POR QUE O CONTRATO SOCIAL TEM UM PAPEL ESSENCIAL NO SUCESSO OU INSUCESSO DE QUALQUER EMPRESA OU STARTUP?

Quem nunca ouviu alguém comentar sobre uma empresa ou Startup que foi encerrada porque os sócios brigaram? Infelizmente essa é uma situação rotineira, mas que muitas vezes poderia ter sido resolvida facilmente se existisse um contrato social ou um acordo de sócios bem elaborado.

O contrato social, além de ser um requisito legal, desempenha um papel primordial no funcionamento e na proteção de qualquer empresa ou startup, pois reflete ou deveria refletir a vontade dos sócios, o capital investido e as regras para o desenvolvimento do negócio. Infelizmente, muitos contratos sociais são deficientes, apresentando cláusulas vagas, omissões importantes ou erros que podem resultar em responsabilidades financeiras ilimitadas para os sócios.
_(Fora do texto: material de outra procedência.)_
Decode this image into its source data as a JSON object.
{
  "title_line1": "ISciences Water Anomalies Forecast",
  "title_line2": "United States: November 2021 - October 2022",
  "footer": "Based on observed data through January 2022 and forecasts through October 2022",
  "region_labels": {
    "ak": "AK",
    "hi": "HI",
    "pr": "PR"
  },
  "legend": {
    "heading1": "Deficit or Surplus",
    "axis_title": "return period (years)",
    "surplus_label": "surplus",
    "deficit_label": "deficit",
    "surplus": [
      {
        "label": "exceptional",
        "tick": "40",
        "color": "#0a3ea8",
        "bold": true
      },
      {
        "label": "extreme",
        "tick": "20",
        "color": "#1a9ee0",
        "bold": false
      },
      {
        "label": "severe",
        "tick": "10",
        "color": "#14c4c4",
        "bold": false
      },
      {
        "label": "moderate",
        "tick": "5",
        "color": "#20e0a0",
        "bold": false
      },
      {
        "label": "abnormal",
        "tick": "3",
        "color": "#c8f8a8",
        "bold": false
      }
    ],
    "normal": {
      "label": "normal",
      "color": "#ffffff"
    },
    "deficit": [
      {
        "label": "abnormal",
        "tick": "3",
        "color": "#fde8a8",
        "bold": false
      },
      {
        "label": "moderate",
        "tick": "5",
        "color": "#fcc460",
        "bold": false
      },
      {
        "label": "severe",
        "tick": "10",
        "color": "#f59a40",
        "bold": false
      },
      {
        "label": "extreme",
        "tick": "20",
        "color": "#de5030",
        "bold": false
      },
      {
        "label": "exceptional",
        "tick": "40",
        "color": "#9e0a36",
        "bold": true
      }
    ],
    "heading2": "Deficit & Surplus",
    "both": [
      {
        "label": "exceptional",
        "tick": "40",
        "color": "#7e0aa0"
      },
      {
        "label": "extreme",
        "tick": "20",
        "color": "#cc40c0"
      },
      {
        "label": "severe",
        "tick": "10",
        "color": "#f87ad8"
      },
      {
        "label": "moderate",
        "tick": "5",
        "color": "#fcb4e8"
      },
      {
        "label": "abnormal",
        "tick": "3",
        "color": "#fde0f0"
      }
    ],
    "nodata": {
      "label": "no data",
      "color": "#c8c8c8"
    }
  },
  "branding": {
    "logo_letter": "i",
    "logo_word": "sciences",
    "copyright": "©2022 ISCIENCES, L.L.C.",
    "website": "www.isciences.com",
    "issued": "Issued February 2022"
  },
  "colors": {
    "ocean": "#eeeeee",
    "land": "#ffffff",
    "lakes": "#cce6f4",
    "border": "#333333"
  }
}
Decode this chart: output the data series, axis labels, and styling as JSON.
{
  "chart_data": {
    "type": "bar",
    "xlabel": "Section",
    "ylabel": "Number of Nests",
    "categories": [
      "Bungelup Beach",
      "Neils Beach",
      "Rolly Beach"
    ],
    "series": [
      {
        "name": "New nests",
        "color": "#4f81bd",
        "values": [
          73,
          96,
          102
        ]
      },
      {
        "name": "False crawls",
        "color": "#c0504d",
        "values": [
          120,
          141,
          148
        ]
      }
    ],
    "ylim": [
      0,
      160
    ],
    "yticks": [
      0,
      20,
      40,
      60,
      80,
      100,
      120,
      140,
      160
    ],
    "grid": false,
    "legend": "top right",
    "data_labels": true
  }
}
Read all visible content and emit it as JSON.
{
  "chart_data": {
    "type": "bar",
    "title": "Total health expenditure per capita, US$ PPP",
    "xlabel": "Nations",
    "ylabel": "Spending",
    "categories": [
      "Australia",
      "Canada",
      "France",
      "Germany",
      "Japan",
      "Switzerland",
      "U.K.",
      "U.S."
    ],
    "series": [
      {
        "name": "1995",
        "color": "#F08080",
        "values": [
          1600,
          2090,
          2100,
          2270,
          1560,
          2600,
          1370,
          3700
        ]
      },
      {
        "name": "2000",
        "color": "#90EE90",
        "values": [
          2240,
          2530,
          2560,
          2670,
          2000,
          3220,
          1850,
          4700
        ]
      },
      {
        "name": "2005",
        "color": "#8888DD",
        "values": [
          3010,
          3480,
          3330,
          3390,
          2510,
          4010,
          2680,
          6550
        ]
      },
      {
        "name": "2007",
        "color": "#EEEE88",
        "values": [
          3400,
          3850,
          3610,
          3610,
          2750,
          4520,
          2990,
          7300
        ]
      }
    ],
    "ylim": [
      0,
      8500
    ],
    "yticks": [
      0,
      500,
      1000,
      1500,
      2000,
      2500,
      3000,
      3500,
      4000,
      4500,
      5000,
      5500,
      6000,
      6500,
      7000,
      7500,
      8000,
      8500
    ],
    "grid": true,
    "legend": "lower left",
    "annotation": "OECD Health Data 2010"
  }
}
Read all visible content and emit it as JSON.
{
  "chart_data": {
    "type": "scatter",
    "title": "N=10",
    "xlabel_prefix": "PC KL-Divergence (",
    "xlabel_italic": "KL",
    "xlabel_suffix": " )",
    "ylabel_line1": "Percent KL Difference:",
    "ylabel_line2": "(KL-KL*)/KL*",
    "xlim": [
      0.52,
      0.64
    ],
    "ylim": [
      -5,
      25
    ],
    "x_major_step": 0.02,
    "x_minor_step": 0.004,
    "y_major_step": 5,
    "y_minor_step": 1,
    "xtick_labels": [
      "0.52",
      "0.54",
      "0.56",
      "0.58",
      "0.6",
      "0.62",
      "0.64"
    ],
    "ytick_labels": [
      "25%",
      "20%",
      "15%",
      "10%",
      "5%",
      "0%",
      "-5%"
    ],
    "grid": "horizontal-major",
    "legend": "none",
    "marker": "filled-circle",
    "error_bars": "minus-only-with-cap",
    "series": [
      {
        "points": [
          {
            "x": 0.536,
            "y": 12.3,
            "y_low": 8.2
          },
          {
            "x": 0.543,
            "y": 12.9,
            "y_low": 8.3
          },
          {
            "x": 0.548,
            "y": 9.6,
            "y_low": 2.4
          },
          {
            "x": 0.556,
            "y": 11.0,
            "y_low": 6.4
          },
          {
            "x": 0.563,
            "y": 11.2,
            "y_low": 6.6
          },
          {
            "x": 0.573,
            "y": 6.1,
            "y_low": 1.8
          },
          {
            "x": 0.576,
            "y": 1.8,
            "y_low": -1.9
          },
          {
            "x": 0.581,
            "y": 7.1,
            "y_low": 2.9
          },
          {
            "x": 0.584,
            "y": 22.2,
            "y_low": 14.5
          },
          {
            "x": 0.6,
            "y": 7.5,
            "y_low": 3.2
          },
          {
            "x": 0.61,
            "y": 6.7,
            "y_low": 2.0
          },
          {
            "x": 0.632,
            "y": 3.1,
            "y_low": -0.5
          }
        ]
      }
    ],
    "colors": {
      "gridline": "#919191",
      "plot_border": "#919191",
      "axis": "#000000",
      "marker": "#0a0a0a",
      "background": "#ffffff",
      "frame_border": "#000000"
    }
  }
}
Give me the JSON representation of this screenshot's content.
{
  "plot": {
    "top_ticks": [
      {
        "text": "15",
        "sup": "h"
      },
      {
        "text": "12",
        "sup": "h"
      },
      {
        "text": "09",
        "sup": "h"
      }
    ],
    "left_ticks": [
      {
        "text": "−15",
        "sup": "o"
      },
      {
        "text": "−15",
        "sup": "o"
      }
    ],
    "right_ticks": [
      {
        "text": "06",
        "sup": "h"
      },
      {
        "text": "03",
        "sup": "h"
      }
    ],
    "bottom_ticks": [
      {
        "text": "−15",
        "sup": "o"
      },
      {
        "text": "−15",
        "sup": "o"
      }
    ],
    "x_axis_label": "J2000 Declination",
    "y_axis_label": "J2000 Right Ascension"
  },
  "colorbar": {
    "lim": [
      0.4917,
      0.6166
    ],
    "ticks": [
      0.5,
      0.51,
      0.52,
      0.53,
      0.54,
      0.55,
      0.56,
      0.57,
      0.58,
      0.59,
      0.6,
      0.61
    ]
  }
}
Existem elementos obrigatórios que devem constar em qualquer contrato social, a exemplo do nome empresarial, objeto social, endereço da sede, valor do capital social, quem é o administrador(a), entre outros. 

A existência destes elementos mínimos e obrigatórios, dos quais a maioria são autoexplicativos, são analisados pelos órgãos competentes tanto no momento do registro da sociedade como também quando é requerida alguma alteração no contrato social.

Ocorre que na imensa maioria das empresas e das Startups existem no contrato social, no mínimo, um dos seguintes erros: (1) cláusulas que não refletem o efetivo valor de investimento e/ou a vontade dos sócios, (2) omissões sobre assuntos de grande importância e (3) erros ou contradições que podem, inclusive, gerar a responsabilidade ilimitada dos sócios perante terceiros.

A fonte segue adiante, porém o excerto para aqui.